Il peut refuser la castration; mais alors il
reste en prison. C'est son choix.



Non : Dans le projet de loi que présente Debré et qui était dans le post
de l'O.P. le consentement n'est pas nécessaire et le traitement commence
en incarcération.



--
su news -c "find . -exec grep -l "fr.soc.politique" {} ; -delete "
Laurent Jumet
Le #15585061
Hello Taureau !

Taureau Debout <""gnu"@(Taureau Debout)"> wrote:

Le problème se pose en termes d'écartement: le délinquant sexuel, par
exemple le pédophile ayant assassiné un enfant, ne peut être remis en
circulation car la récidive est quasi certaine. Peu importe la conduite du
délinquant en prison, elle est le plus souvent exemplaire et cela n'étonne
personne puisqu'il y est à l'abri des tentations.
On propose alors au délinquant une castration, soit chimique soit
chirurgicale; la préférence allant à la seconde car personne ne verra rien
(on place des prothèses), il peut toujours avoir des relations, mais son
seuil pulsionnel devient (on l'espère) subliminaire.
Il peut refuser la castration; mais alors il reste en prison. C'est
son choix.





Quand je lis des posts comme ca je me demande celui qui est le plus
malade vis a vis des droits de l'homme et du respect de la vie et de la
naissance



Il y a eu dans le passé des cas: en Allemagne, l'affaire Bachmaer dans les années '70, un livre a été écrit là dessus.
Il faut savoir discuter aussi, sans traiter les autres de "malades"; et savoir surtout réfléchir.
Lorsque l'on a un pédophile assassin qui est condamné à une peine très lourde, il ne sera pas possible de le libérer "pour bonne conduite" au tiers de sa peine, c'est vu? Parce que dès qu'il sera dehors, il va retourner faire ce qui lui avait valu de grandes jouissances les précédentes fois.
Alors, on va lui mettre le marché en main.

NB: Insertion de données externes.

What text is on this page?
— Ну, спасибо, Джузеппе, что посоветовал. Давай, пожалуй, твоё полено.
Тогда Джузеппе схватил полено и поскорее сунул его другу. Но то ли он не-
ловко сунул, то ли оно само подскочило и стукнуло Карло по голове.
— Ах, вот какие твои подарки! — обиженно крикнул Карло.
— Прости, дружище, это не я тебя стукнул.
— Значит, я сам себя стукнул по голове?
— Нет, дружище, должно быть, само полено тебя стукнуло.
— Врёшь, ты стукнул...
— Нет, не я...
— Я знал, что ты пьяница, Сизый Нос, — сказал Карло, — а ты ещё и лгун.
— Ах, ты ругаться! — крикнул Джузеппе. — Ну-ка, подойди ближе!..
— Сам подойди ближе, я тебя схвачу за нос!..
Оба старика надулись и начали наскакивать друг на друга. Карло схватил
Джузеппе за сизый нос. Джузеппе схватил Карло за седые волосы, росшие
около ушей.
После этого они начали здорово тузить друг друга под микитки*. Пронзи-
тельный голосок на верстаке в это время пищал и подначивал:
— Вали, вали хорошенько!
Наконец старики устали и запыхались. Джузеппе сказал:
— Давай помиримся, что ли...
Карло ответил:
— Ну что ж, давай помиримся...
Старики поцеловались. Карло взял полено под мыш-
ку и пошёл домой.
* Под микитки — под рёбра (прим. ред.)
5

Tes "droits de l'homme" c'est quoi, c'est de renvoyer le pédophile meurtrier dans la maison à côté de celle qu'occupent tes enfants, muni d'admonestations paternelles et de morigénations? Il faut un peu savoir de quoi tu parles avant de jouer les comtesses de Ségur.

--
Laurent Jumet - Point de Chat, Liège, BELGIUM
KeyID: 0xCFAF704C
[Restore address to laurent.jumet for e-mail reply.]
Laurent Jumet
Le #15585051
Hello Yves !

Yves Lambert
Le problème se pose en termes d'écartement: le délinquant sexuel, par
exemple le pédophile ayant assassiné un enfant, <snip> il peut
toujours avoir des relations, mais son seuil pulsionnel devient (on
l'espère) subliminaire.





Il viole plus mais il assassine quand même ? Super...



...non, il n'a plus de pulsions de viol ni d'assassinat, les deux s'entremêlant.

Il peut refuser la castration; mais alors il
reste en prison. C'est son choix.





Non : Dans le projet de loi que présente Debré et qui était dans le post
de l'O.P. le consentement n'est pas nécessaire et le traitement commence
en incarcération.



Je prends connaissance par les autres posts des textes: on dirait effctivement que si le jugement le prévoit, la castration chimique est imposée.
Il doit y avoir beaucoup de "couillus" sur ce forum qui frémissent à la lecture des termes évoqués... :-) Certains ont peut-être couru en larmes se réfugier dans le giron de leur mère... :-)

Il faut savoir que la castration chimique est *réversible*. Cela postule que si le type sort en conditionnelle, on garde l'oeil sur lui ad vitam aeternam. Or, c'est là que le bât blesse: s'il déménage, s'il franchit une frontière, il va être perdu de vue, et bonjour la récidive.
Il ne faut pas en vouloir au rédacteur des textes, de chercher à empêcher ces récidives.

Depuis les affaires Doutroux et Fourniret, on est devenu attentif aux victimes; cela me paraît normal.